The mood of the letter changes. Remember that this is a letter from Paul, not a theological dissertation. Paul moves to a much more gentle tone. Paul very much so writes with the tone of a father to his children. The word ward (noutheteo) is used multiple times in the Paul’s letter and in ever use, the warning or instruction is given with love and care like a father to their child.
Paul points the brothers and sisters in Corinth to see his words against their factionism as words of warning. Paul knows that the path of factionism and personal preferences only leads us away from our place following God and we become our own lord.
The tutor or guardian in the NIV was not the teacher of the child in the ancient world. The tutor was an old and trusted slave who would take the child to school, who trained him in moral matters, cared for his character and tried to make a man out of him. He was not his father. Paul saw himself in the role of father to the church in Corinth. Thus he urges his children to take after their father.
Paul urges them to imitate him as he imitates Christ. It is rare for a father to be able to tell their child to do as I do rather than do as I say, but when you are living your life under the leadership of the Lord, then you have a path by which to lead those that God puts under your care.
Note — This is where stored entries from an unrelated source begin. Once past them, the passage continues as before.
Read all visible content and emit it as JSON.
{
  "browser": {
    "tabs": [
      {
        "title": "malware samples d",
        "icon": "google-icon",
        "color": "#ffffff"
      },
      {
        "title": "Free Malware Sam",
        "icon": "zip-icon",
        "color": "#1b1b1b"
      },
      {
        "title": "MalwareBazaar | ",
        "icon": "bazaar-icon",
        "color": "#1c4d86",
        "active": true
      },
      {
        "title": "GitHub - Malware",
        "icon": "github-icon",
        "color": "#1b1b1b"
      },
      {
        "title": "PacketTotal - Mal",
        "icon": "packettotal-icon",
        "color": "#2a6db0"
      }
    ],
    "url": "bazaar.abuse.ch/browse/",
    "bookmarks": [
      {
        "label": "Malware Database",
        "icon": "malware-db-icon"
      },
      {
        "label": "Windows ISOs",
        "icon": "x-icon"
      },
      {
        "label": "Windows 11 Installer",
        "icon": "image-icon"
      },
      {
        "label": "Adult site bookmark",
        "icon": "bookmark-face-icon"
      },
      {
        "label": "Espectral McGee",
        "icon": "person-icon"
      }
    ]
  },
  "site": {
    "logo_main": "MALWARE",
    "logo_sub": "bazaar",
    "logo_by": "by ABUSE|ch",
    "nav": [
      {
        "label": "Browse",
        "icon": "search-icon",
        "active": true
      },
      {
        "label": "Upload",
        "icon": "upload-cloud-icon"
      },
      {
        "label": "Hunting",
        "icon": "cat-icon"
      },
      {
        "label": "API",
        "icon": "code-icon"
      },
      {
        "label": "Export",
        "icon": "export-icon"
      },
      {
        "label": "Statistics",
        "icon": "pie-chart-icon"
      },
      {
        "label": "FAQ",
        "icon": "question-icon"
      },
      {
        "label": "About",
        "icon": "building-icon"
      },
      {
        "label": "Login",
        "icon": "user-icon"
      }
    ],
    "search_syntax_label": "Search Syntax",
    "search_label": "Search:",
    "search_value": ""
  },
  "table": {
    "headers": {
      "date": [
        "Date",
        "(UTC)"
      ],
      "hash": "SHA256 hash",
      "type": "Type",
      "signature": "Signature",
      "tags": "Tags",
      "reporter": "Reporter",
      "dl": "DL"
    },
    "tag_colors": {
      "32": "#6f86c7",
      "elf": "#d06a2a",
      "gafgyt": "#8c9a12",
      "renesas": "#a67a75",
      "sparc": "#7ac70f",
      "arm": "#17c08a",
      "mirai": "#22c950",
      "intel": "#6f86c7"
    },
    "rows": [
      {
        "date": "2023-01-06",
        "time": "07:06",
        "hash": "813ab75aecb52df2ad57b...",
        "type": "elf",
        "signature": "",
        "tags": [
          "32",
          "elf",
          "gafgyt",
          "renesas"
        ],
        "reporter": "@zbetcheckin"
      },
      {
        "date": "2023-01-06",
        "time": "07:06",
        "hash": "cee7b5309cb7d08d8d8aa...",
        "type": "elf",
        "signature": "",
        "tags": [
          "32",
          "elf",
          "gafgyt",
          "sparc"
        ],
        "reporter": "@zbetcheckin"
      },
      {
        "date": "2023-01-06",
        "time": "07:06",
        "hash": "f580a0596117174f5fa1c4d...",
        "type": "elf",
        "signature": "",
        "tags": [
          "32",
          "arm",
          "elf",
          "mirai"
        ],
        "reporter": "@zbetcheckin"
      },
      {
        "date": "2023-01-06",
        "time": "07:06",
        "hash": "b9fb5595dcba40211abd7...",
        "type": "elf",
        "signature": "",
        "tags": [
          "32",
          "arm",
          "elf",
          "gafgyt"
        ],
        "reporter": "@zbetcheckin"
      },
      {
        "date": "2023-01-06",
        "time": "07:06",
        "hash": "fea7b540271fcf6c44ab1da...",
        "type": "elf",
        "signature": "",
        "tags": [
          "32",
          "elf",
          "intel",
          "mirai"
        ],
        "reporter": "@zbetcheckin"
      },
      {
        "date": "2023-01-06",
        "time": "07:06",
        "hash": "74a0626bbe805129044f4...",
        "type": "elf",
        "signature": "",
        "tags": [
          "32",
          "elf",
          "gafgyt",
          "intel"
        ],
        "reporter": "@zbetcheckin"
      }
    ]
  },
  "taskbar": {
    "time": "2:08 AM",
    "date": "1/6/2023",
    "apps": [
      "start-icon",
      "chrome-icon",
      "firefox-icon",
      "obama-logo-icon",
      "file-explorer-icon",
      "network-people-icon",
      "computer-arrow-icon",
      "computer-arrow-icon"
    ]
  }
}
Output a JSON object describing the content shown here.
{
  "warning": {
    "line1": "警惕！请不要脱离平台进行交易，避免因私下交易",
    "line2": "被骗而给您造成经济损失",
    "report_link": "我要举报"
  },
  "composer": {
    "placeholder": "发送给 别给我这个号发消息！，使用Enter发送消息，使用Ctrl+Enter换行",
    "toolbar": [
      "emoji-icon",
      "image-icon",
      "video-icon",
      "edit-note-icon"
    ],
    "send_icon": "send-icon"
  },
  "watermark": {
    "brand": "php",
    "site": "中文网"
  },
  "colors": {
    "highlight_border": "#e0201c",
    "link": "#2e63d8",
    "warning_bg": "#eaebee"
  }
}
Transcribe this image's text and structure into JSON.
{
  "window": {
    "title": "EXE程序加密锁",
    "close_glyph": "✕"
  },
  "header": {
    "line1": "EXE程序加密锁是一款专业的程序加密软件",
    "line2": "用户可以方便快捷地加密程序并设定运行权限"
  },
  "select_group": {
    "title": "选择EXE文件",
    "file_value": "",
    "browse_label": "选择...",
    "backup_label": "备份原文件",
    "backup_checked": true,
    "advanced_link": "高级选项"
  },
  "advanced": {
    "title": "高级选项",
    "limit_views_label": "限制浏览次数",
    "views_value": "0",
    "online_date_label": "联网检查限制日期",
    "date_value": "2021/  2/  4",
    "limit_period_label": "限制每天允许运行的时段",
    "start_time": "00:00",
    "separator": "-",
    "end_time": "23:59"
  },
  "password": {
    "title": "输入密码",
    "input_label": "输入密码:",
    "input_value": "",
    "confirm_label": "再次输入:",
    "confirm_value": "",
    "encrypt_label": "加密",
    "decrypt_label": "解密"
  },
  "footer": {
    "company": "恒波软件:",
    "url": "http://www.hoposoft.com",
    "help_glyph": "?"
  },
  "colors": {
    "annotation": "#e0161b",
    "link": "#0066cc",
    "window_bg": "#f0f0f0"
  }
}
The Christian aim is to come alongside one another and push one another toward the Lord. We all too often settle for far less than what the Lord has for us because we fail to fulfill the Lord’s calling of leading others toward Him.

The Kingdom of God

1 Corinthians 4:18–21 (NIV)
Some of you have become arrogant, as if I were not coming to you. But I will come to you very soon, if the Lord is willing, and then I will find out not only how these arrogant people are talking, but what power they have. For the kingdom of God is not a matter of talk but of power. What do you prefer? Shall I come to you with a rod of discipline, or shall I come in love and with a gentle spirit?
None the less, there is a deep rooted arrogance in man, the need to right and in power. There were those who stood against the power of the Lord in their lives. At the center of the Christian relationship with the Lord is the understanding that the Lord leads.
The Gospel does not simply tell people what they ought to do; in it God gives them the power to do it. The Kingdom of God is rooted in the divine power of the Creator. The Corinthians had given way to the wisdom of the world which centered on high speech as the prize. Jesus never said that you would know his followers by their words but rather that you would know them by their fruits.